Russia’s central bank kept interest rates unchanged but signalled it will consider hikes at its coming meetings should risks to inflation worsen.
Policymakers held their benchmark at 7.5%, in line with the forecasts of all economists surveyed by Bloomberg. But in a shift of tone, the central bank said in a statement accompanying the decision that higher borrowing costs could soon be in play.
“If pro-inflation risks intensify, the Bank of Russia will consider the necessity of a key rate increase,” it said. The central bank also improved forecasts for the economy this year and moved its average rate guidance for 2023 higher by half a percentage point.
Speaking to reporters after the decision in Moscow, Governor Elvira Nabiullina didn’t rule out the possibility of more monetary easing in 2023 but said a rate hike is more likely than a cut this year. The rouble traded little changed after the announcement on Friday.

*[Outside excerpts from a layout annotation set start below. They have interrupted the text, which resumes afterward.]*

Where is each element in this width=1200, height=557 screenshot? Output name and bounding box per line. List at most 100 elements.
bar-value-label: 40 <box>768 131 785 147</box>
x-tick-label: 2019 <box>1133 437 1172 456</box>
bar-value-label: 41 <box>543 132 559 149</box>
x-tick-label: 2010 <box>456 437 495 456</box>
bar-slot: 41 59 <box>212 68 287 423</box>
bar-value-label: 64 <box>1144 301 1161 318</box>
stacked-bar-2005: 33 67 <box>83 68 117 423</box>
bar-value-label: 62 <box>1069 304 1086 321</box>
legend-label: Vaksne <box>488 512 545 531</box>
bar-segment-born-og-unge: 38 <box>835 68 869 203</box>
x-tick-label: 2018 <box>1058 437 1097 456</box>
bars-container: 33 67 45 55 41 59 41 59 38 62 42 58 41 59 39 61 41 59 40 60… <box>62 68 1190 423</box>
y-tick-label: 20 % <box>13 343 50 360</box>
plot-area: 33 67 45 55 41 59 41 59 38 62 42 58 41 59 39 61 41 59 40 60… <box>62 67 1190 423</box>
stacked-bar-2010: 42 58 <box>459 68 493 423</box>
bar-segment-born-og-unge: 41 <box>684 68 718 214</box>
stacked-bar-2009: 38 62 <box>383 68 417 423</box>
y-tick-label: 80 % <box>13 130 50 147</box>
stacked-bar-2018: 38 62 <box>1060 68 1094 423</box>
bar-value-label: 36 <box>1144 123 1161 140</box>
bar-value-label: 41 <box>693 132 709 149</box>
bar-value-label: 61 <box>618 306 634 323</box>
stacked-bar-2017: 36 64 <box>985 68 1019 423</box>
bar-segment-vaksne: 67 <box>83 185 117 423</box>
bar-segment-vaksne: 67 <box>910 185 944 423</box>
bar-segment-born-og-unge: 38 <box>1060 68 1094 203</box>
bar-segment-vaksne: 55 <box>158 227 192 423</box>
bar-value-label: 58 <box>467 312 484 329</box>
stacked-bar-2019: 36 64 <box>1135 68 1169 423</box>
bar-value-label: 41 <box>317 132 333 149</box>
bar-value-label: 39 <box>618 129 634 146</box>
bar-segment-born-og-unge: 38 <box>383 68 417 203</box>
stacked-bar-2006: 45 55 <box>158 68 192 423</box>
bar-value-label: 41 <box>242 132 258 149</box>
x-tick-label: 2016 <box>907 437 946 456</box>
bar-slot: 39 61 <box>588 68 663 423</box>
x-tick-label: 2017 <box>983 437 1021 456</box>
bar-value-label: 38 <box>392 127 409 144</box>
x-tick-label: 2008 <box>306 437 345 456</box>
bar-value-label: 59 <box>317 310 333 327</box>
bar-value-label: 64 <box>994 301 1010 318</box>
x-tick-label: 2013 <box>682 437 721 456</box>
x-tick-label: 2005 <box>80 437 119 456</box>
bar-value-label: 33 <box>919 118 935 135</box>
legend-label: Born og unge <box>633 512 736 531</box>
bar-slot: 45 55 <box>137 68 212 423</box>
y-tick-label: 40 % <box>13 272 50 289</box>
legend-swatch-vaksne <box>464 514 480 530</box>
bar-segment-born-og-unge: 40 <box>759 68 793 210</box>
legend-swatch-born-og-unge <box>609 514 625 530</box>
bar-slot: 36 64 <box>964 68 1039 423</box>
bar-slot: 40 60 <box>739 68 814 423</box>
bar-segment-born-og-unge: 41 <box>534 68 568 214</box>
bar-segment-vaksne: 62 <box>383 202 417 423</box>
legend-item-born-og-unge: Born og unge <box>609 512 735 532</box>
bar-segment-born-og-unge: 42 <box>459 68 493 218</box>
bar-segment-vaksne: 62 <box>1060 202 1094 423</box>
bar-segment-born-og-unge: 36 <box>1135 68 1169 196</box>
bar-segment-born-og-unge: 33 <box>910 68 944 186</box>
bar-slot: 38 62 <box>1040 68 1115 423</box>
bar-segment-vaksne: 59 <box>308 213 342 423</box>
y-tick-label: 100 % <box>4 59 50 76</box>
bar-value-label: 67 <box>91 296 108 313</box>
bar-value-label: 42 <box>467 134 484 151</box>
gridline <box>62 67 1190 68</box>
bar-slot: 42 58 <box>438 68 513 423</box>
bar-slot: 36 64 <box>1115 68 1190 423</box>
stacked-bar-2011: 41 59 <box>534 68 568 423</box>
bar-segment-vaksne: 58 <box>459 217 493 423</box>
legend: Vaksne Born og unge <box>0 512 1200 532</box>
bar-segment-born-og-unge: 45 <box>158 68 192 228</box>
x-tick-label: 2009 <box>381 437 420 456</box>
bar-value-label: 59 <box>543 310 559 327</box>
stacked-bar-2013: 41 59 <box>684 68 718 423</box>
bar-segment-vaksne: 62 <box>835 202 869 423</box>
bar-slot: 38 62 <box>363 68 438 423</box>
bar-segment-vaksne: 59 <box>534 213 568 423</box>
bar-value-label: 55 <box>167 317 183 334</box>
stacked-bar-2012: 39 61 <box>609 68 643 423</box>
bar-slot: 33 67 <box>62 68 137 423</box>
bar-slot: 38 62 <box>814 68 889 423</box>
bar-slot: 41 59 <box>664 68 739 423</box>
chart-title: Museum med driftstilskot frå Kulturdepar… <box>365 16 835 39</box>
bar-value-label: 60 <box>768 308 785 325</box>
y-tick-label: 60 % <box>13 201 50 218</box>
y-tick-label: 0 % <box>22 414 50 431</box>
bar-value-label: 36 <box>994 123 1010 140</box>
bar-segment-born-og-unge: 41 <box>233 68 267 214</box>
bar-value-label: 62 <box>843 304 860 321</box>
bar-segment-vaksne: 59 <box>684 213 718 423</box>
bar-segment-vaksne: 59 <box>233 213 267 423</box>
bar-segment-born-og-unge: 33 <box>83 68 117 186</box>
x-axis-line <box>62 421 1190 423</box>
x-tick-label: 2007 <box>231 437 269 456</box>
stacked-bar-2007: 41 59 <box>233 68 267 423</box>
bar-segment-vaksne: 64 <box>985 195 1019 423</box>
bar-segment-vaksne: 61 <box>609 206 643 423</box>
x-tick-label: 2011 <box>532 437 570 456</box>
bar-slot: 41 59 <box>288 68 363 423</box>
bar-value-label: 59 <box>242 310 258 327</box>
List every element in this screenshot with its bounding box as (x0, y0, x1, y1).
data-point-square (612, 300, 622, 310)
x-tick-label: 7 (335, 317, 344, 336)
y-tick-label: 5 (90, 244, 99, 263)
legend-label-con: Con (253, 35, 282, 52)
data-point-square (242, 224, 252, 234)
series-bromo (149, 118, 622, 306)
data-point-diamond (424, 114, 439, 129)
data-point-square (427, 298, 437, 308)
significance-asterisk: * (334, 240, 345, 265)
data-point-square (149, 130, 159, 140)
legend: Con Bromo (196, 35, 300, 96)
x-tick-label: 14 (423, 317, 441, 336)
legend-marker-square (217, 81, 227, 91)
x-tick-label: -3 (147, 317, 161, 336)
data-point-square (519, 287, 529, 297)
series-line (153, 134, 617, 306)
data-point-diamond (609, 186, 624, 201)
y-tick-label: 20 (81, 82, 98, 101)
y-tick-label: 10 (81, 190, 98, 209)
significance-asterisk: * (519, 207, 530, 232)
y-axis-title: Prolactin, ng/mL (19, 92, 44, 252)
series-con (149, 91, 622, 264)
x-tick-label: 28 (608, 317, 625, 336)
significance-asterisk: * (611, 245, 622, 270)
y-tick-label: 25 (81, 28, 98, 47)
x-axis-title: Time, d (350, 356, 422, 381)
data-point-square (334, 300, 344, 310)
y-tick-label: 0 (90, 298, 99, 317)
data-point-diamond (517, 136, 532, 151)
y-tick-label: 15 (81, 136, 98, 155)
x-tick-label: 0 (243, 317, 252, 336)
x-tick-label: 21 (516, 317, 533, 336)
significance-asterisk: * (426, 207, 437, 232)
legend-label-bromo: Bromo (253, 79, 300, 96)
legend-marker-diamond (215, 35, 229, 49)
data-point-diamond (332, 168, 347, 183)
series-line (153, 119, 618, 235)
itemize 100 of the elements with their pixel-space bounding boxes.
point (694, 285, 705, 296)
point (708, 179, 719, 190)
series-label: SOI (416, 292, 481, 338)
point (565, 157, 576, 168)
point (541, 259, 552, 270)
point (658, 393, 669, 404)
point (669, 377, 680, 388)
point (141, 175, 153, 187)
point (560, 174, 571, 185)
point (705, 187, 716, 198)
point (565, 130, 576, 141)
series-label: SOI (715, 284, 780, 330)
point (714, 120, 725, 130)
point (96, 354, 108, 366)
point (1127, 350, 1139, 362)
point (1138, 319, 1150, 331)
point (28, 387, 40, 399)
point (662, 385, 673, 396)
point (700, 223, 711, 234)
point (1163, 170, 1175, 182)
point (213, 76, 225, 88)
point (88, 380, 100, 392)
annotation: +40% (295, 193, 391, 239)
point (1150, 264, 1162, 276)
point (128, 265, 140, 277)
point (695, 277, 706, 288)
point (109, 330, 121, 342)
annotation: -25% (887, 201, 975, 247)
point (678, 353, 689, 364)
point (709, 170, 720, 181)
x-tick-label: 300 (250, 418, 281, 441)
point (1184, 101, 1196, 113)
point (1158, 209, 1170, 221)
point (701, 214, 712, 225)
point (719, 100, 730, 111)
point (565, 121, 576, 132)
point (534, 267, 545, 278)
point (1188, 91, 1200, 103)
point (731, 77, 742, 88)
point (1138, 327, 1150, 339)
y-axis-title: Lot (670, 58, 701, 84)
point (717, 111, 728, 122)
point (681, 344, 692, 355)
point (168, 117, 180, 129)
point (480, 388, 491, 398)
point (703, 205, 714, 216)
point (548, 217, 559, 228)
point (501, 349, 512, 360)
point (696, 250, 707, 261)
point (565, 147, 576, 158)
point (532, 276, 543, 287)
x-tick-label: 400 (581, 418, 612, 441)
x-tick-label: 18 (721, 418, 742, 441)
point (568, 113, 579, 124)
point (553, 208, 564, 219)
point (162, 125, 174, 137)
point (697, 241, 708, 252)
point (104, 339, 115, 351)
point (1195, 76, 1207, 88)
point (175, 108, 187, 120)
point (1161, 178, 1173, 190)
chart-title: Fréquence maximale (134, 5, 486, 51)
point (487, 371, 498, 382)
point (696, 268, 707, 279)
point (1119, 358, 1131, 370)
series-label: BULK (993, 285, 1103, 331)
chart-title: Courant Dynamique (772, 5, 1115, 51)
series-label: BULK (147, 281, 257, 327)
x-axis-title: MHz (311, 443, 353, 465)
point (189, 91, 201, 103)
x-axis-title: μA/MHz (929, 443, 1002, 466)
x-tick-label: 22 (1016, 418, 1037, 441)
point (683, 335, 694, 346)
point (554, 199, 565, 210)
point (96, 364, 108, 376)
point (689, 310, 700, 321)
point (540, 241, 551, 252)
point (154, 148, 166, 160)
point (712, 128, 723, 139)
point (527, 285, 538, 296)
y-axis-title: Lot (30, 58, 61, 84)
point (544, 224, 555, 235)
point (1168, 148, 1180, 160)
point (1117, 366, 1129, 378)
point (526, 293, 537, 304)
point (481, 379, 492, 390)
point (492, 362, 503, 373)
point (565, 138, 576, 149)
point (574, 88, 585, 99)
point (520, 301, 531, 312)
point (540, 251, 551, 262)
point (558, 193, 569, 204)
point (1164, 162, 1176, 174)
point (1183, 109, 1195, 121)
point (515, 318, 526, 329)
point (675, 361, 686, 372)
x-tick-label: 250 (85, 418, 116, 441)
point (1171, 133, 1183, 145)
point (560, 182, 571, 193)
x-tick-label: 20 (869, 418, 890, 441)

“This year the probability of a rate increase exceeds the probability of its reduction,” Nabiullina said. “The rationale of changing the rate will be determined by how the situation develops.”
Official borrowing costs haven’t changed since the central bank paused its steep monetary easing cycle that more than reversed an emergency hike after the invasion of Ukraine almost a year ago. But it’s now having to navigate risks to the economy from sanctions while inflationary pressures rise with heavier spending on the war in Ukraine.
Cheaper money has helped Russia avoid a sharp recession despite sweeping international sanctions. Between April and September last year, it delivered 12.5 percentage points of cuts in six steps to bring rates below their pre-war level.
The central bank’s latest forecasts didn’t change the outlook for inflation but now see the possibility that the economy will grow this year. It also projected that domestic demand will improve so much that imports will reach $384bn in 2023, or $44bn more than it had expected earlier.
“Consumer demand remained subdued at the end of 2022, but, from the beginning of 2023, it has been showing signs of recovery amid improving consumer sentiment,” the central bank said. Conflicting economic priorities are emerging as the stranglehold of sanctions hurts government revenue and spending on the war puts a strain on public finances.
The central bank has been focusing on threats to inflation stemming from budget outlays, growth in nominal wages and labour shortages as a result of the Kremlin’s call-up of men to fight in Ukraine. Weekly price growth is nearing levels last seen more than half a year ago and inflation expectations for a year ahead, a key factor for policymakers, remain close to 12% despite dropping for three straight months.
President Vladimir Putin’s government is meanwhile pressuring the Bank of Russia to turn more upbeat about the outlook for the economy and even signal it’s ready to loosen monetary policy, Bloomberg News reported this week.